We are not surprised that many Nigerians have read the tea leaves and are suspicious that the policy design was drawn up to scuttle the elections. Nigerians must act smartly. We must resist the provocations that are leading many into violent acts. We must keep the peace. We must all make the resolve to come out and vote.

In exercising our franchise, we must be conscious that as voters, we willingly elected the most incompetent Federal Government in our country's history in 2015 and 2019. The outcome is that eight years later, the nation, its economy and politics are much worse than they were in 2015. The next government will find a bankrupt economy and deeply divided country. It is therefore important that voters think deeply and ensure they vote for the candidate they consider to have the best competence and integrity to leads us out of the present rot. In addition, voters must learn to navigate the dangerous speech booby traps emerging every minute in the social and traditional media. Citizens need to be conscious of the excessive levels of manipulation aimed at diverting citizens from the real issues of these elections - electing leaders with competence and integrity. We must resist the temptation of falling into the snare of playing the divisive game of hate and dangerous speech.

Finally, there are the risks associated with electoral outcomes that may open possibilities for further danger if false claims are made about the results. Thanks to the efforts of INEC and the Electoral Act 2022, the elections would very likely be transparent and therefore credible. BVAS would ensure that only those eligible to vote participate and additional "votes" cannot be added subsequently.

Recalling the 2019 debates, there cannot be fabricated votes subtracted or added by any INEC server. At the end of voting in each polling unit, the results will be counted in the presence of voters and written into the poster EC 60E, which will then be posted on the wall. It is this result that will be captured through a scan and sent through BVAS directly to the INEC viewing portal that all citizens and voters would be able to see live. This transparency means everyone will be seeing the results as they come in and citizens, candidates and parties can crosscheck that the results on the portal reflect what was compiled at the polling unit. Citizens should therefore all participate in confirming that the portal results replicate what was counted at the polling unit. The best of luck to all of us as we go to our polling units to carry out our civic responsibility.

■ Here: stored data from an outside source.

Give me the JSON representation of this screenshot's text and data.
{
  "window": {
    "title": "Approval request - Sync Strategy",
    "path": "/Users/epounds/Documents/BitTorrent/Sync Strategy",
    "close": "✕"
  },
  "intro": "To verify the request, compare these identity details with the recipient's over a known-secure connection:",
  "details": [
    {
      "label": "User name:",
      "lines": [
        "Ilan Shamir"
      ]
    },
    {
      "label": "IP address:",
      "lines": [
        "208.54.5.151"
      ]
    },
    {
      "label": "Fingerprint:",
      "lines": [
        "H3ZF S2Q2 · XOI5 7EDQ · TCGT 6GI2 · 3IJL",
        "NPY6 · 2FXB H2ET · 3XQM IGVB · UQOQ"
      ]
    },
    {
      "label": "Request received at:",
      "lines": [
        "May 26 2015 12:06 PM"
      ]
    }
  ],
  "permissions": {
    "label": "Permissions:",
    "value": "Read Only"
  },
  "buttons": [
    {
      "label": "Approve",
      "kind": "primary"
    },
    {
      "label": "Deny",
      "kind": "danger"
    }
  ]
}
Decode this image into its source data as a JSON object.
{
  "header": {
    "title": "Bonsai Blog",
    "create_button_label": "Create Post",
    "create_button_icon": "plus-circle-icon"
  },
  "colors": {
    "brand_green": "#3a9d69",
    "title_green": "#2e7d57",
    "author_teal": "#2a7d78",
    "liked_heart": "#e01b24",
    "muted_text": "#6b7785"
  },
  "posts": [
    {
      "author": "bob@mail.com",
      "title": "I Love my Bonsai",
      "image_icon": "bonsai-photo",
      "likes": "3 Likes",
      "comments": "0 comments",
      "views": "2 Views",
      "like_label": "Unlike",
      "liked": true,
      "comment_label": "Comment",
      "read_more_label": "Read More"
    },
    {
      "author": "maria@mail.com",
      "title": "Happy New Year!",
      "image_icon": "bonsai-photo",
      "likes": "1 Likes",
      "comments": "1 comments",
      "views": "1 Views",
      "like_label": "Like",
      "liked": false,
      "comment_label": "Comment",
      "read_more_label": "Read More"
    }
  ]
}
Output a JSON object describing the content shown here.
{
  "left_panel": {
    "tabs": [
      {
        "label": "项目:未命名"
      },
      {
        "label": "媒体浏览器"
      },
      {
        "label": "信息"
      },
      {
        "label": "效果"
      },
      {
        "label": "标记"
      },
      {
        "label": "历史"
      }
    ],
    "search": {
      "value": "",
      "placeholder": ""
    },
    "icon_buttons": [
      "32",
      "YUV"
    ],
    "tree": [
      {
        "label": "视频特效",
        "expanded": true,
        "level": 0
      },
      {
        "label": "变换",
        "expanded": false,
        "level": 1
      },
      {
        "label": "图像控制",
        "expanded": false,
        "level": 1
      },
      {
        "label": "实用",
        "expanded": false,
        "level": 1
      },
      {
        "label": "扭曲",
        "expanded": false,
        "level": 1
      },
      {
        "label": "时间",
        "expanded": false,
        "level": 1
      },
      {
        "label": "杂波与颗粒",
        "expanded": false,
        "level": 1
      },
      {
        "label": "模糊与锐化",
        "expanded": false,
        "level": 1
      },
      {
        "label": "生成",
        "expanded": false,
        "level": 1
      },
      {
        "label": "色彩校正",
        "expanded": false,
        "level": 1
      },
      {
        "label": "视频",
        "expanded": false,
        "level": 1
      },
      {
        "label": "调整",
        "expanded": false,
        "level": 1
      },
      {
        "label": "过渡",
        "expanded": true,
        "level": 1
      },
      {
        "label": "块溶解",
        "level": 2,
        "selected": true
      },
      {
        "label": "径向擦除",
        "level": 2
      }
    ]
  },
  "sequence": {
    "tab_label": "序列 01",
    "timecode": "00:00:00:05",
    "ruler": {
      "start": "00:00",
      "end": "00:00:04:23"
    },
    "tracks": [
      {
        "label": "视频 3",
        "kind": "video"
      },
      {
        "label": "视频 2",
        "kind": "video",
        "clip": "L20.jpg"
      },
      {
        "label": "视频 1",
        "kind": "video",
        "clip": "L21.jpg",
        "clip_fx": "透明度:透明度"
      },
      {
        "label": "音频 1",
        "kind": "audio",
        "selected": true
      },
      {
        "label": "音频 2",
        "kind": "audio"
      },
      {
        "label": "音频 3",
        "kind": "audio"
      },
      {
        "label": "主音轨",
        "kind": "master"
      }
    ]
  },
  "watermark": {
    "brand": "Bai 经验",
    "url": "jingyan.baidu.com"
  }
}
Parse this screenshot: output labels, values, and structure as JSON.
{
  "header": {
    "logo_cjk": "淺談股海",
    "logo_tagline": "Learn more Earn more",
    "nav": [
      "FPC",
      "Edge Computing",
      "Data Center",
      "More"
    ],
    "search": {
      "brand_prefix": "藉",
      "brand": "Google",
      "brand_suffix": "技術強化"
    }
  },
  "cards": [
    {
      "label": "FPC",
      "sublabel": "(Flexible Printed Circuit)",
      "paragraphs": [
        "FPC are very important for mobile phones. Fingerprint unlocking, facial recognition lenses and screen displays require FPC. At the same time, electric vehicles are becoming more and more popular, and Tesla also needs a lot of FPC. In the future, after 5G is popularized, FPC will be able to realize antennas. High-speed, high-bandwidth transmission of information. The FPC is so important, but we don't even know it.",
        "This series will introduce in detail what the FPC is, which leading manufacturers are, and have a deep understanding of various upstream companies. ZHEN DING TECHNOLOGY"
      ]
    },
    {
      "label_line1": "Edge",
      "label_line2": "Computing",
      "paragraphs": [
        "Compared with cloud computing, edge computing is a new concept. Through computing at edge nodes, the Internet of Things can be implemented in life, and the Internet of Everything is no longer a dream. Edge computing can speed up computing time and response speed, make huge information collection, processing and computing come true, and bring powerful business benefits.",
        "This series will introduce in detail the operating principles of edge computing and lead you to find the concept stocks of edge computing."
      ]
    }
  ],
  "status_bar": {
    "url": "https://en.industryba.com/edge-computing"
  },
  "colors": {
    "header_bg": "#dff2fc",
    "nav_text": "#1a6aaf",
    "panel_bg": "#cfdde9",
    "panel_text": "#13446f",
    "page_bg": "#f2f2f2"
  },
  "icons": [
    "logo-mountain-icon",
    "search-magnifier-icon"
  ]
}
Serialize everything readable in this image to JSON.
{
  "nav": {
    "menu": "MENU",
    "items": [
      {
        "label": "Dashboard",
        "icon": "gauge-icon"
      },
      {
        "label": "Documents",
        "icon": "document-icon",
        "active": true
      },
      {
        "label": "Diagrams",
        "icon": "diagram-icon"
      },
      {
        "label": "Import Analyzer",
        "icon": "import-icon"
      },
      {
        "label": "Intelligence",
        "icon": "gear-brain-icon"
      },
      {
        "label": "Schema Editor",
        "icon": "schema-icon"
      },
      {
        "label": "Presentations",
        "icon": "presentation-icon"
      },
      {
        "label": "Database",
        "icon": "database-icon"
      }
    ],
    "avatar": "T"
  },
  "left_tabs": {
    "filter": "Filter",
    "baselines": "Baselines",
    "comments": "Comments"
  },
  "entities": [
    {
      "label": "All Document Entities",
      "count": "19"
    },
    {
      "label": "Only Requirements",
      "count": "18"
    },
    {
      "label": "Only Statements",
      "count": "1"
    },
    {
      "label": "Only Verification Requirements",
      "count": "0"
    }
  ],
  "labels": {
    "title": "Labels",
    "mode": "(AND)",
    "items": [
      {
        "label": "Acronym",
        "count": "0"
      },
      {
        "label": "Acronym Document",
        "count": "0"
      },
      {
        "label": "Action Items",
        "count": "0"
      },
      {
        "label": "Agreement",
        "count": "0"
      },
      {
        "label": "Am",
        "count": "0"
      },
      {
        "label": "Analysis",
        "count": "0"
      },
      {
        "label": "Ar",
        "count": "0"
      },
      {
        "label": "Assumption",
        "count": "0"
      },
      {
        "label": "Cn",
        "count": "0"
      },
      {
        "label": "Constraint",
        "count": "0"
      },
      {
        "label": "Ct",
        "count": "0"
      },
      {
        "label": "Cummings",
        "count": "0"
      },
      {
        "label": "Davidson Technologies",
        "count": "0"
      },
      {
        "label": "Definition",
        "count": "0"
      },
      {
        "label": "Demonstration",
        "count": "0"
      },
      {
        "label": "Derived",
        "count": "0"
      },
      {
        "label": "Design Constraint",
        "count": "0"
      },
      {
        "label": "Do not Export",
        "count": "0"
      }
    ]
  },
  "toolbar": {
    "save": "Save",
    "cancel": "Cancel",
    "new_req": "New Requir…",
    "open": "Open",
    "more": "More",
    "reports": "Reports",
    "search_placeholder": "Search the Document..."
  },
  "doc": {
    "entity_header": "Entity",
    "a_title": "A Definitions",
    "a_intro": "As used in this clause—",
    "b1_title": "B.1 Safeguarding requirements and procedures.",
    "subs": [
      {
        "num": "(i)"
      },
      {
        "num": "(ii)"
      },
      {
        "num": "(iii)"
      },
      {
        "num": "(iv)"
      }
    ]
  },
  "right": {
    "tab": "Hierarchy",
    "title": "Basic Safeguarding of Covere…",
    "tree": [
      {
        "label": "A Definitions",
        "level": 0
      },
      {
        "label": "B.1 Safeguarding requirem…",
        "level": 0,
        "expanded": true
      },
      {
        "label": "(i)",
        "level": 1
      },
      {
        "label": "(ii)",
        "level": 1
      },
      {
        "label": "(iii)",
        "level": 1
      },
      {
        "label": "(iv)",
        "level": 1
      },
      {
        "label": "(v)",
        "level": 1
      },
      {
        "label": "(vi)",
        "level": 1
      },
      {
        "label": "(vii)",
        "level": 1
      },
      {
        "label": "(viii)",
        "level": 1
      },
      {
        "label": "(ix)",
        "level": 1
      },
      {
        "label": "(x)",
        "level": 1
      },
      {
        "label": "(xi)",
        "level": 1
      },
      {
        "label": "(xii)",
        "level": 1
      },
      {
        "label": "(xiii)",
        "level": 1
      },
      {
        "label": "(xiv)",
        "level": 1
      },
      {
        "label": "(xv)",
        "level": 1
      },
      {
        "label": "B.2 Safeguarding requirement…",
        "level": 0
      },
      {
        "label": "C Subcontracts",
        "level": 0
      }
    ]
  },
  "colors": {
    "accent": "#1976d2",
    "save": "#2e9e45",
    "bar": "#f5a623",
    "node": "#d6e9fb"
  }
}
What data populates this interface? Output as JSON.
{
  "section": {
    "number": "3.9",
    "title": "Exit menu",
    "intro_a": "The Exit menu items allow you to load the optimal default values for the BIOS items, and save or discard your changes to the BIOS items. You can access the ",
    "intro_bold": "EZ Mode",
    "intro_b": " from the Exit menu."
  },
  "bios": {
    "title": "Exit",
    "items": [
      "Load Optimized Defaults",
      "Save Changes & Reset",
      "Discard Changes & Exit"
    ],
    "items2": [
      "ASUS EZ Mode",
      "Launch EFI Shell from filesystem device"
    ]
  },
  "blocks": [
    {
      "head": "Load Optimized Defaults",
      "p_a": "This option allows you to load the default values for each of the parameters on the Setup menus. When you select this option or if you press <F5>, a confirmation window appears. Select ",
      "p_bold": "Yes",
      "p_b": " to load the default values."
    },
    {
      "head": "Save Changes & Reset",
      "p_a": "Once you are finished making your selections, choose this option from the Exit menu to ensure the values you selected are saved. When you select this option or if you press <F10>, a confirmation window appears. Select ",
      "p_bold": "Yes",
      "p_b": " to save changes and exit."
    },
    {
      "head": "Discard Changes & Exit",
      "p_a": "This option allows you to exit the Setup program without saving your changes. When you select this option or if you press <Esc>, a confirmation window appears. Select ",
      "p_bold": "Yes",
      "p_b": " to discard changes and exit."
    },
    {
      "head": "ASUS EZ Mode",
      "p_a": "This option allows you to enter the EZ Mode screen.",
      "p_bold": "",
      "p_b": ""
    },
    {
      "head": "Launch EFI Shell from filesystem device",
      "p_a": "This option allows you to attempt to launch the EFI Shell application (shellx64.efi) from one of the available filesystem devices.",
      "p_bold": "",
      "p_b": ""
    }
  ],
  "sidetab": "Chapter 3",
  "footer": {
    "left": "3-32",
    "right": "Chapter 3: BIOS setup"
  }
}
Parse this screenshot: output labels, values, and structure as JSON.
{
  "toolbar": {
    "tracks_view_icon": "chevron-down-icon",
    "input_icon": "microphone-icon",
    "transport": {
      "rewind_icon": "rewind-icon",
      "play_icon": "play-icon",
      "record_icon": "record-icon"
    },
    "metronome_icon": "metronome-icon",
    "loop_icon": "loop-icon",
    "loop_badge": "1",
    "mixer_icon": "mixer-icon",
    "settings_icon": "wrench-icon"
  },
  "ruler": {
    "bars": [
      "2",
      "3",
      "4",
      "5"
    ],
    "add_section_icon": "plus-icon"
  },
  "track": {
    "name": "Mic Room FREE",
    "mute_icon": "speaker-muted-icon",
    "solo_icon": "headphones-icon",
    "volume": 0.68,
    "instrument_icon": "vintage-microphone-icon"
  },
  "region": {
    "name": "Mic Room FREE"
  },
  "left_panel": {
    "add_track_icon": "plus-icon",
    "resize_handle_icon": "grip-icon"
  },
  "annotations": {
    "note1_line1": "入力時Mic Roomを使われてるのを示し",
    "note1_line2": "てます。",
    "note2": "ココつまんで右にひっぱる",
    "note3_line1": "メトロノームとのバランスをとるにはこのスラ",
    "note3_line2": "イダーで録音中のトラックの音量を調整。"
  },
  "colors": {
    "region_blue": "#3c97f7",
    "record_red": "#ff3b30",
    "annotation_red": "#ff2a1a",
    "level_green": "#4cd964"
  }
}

Very importantly, citizens and voters should be mindful of the shenanigans of officers of the security agencies, especially the police, who have been urged to conduct themselves creditably as non-partisan partakers in the electoral process. It is quite unfortunate that they have a history of not always aligning with forces that seek to preserve the integrity of some past elections, but which undermined a number of them through various subversive acts, including the thumb-printing of ballot papers, and enabling of election day violence, etc. Thugs and other actors or sponsors of violence, who might want to destabilise the electoral process, would need to be quickly contained and arrested with the necessary efficacy. Hence, the Inspector-General of Police needs to be seen as walking his talk this season, of ultimately facilitating a regime of secure, free and fair elections administration across the country.